RSAC 2024: A 'mindset shift' in cybersecurity industry as vendors prioritise integrations
The message from customers — that they expect security products to work well together — is increasingly being acted upon around the industry, top vendor and solution provider executives told CRN
Cybersecurity vendors are putting more emphasis on meeting the needs of customers through integrating effectively with products from other vendors, reflecting a noteworthy change in attitude around much of the industry, top vendor and solution provider executives told CRN US.
While the security industry still has much further to go, the signs of the beginnings of this shift were everywhere during the RSA Conference in San Francisco, executives said.
The concept of alliances between security vendors is certainly not new. But according to top executives such as Proofpoint CEO Sumit Dhawan, the motives for integrating are different now than in the past, with a greater focus by vendors on responding to the customer demand for unified platforms.
Previously, "as players in the cyber [industry], we typically have worked in an arm's length approach and done very selective integration for convenience," Dhawan said in an interview with CRN US.
However, major cybersecurity vendors "are now doing integrations for the purpose of delivering the best customer value — which is different than doing integrations for convenience, for adding capabilities into your product," he said. "That's a shift in the industry that I'm seeing."
The arguably long-overdue development comes in response to a convergence of many of the big trends in the cybersecurity world: Customer and partner struggles over tool sprawl and complexity, the shortage of talent needed for managing tools and the urgent needs from multiple directions to bolster security.
As a result, an increasing number of vendors are seeing that the demand for consolidating tools into a unified platform can also be answered by closely integrating with others in the industry, according to Sanjay Beri, co-founder and CEO at Netskope.
"I think there's a pragmatic middle ground of realising that nobody should have just one platform for security and networking. Instead, let's have a few [platforms], and we integrate," Beri told CRN US. "I think it's a bigger theme."
Reducing tool fatigue
When it comes to vendor integrations, tool fatigue and the need for rationalisation of security products among customers "is really driving that further," said Bill Young, managing partner at Optiv.
"That means that now we don't want to have a bunch of disparate little tools running around. We need to have things that are working together," Young said. "So I feel like the narrative — ‘How do I fix the tool sprawl from the industry?' — has become a question of, ‘How do I make [tools] more valuable by integrating with the rest of the ecosystem?'"
Ultimately, "that's why I think we're seeing a lot more of that integration conversation," he said. "It's that, ‘If I don't play nice with the other tools, then I'm just an island — a tool that's going to get dropped.'"
While many vendors on the packed show floor at RSAC 2024 touted integrations rolled out recently, the week of the show itself also saw an array of new alliances announced.
The general availability launch of CrowdStrike's Falcon Next-Gen SIEM, for instance, saw integrations unveiled with dozens of vendors including Netskope, Zscaler, Proofpoint, ExtraHop, Trellix and Palo Alto Networks.
Data engine provider Cribl unveiled a pair of integrations, with Microsoft and Wiz, which CEO Clint Sharp said reflects the massive demand from customers for different tools to link up together.
"What we're seeing in the marketplace is, enterprises want the best of everything across all the categories of security," Sharp told CRN US.
Just ahead of RSAC 2024, meanwhile, Orca Security and Aqua Security announced a new partnership and integration, in spite of the prior rivalry between the cloud security vendors in a number of areas.
Currently in the cybersecurity industry, "there's good co-opetition," said Securonix CEO Nayaki Nayyar.
"Yes, we want to compete for sure," she said. "But there's also integration and partnerships that are becoming much, much closer."
Customers have ‘been pretty clear'
At Trellix, which supports more than 500 integrations with other vendors, CEO Bryan Palma said that customers have shown again and again that "they don't want a bunch of siloed, proprietary systems."

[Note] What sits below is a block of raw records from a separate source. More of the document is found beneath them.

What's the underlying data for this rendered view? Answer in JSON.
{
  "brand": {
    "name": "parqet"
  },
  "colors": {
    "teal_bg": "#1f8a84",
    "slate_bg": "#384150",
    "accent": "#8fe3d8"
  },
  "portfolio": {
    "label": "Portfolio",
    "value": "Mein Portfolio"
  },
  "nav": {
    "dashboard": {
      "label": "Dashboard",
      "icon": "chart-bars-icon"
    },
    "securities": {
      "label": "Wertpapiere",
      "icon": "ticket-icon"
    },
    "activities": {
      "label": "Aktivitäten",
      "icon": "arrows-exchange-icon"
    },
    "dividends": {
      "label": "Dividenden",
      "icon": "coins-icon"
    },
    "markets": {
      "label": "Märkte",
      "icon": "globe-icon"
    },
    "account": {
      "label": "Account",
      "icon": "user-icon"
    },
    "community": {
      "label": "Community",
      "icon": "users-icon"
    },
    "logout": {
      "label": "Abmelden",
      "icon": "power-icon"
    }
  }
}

"I think we're long beyond where that's appropriate," he told CRN US. "We should be listening to customers. They've been pretty clear about that."

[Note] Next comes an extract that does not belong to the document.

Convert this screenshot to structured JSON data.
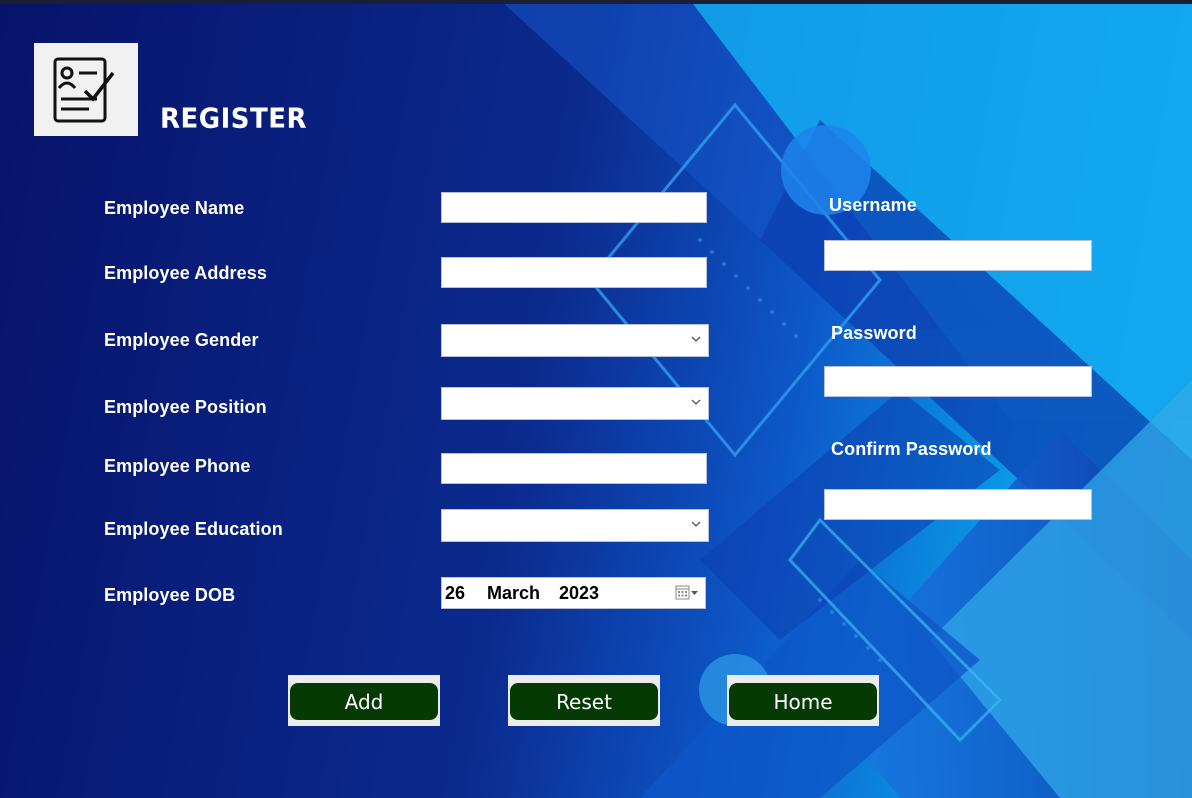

Netskope's Beri said it's apparent that even the industry's prime example of a vendor that offers security capabilities in nearly every category, Microsoft, is now "more open to integrating" than in the past.
"Many of these [vendors] realise that, ‘You know what? The world wants us to play well with everybody for the betterment of the customer,'" he said.
For Proofpoint, Dhawan said the "mindset shift" in the cybersecurity industry has been evident as his company has worked with some of the other biggest players to enable their tools to integrate effectively amongst each other.
"When we are reciprocating with CrowdStrike, with Palo Alto [Networks], with Okta and others in the industry, we're seeing the same degree of interest from them to do that," he said. "I truly believe it is [a major shift]. I think it's something that the security industry has to, and is starting to, learn."